3. Alpha-1-Antitrypsin Pi*MZ Variant Increases Risk of Developing Hepatic Events in Nonalcoholic Fatty Liver Disease Patients

Arvind R Murali, Antonio J Sanchez, Sameer Prakash Clin Res Hepatol Gastroenterol . 2022 Dec 9;102066. doi: 10.1016/j.clinre.2022.102066.
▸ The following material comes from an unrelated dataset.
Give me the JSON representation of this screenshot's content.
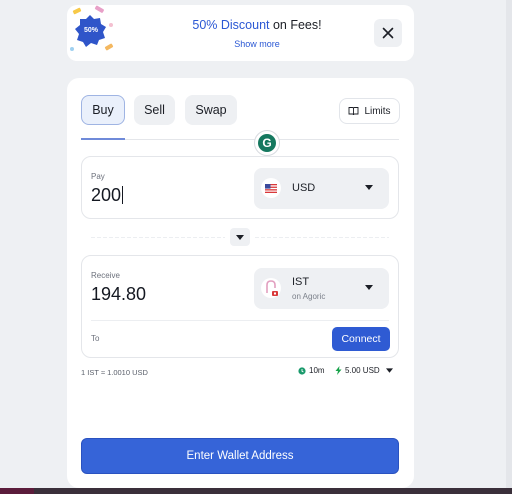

Aims:Heterozygous alpha-1-antitrypsin (A1AT) Pi*MZ variant has been shown to increase the risk of developing liver cirrhosis in patients with non-alcoholic fatty liver disease (NAFLD). We aimed to determine the association between heterozygous Pi*MZ and Pi*MS variants and development of hepatic decompensation events in NAFLD patients.Methods:We included patients with NAFLD who also had A1AT genotyping performed from 2005-2020. We recorded demographic and clinical variables, and data on hepatic events (ascites, hepatic encephalopathy, esophageal variceal bleed, or hepatocellular carcinoma), if any. We performed binary logistic regression analysis to assess the association between A1AT variants and hepatic events, and calculated Odds ratio (OR) with their 95% confidence intervals (Cl).Results:We included 1532 patients with NAFLD, of which 1249 patients had Pi*MM, 121 had Pi*MS, and 162 had Pi*MZ. Of the 1532 patients, hepatic events developed in 521 (34%) patients. The percentage of patients with Pi*MZ variant was significantly higher in patients with hepatic events as compared to patients without hepatic events (18.7% vs 8.1%, p<0.0001). Pi*MZ variant was noted to significantly increase the odds of developing hepatic events in NAFLD patients, unadjusted OR: 1.82 (1.3-2.5, p<0.001), adjusted OR (for age, sex, body mass index, and diabetes mellitus) 1.76 (1.2-2.5, p=0.002). Pi*MS variant did not increase the odds of hepatic events in NAFLD patients, OR: 0.92 (0.6-1.4, p=0.70).Conclusion:Patients with NAFLD and A1AT Pi*MZ variant are at increased risk for developing hepatic decompensation. NAFLD patients should be offered A1AT genotyping for risk stratification, counseling, and multidisciplinary intervention for NAFLD.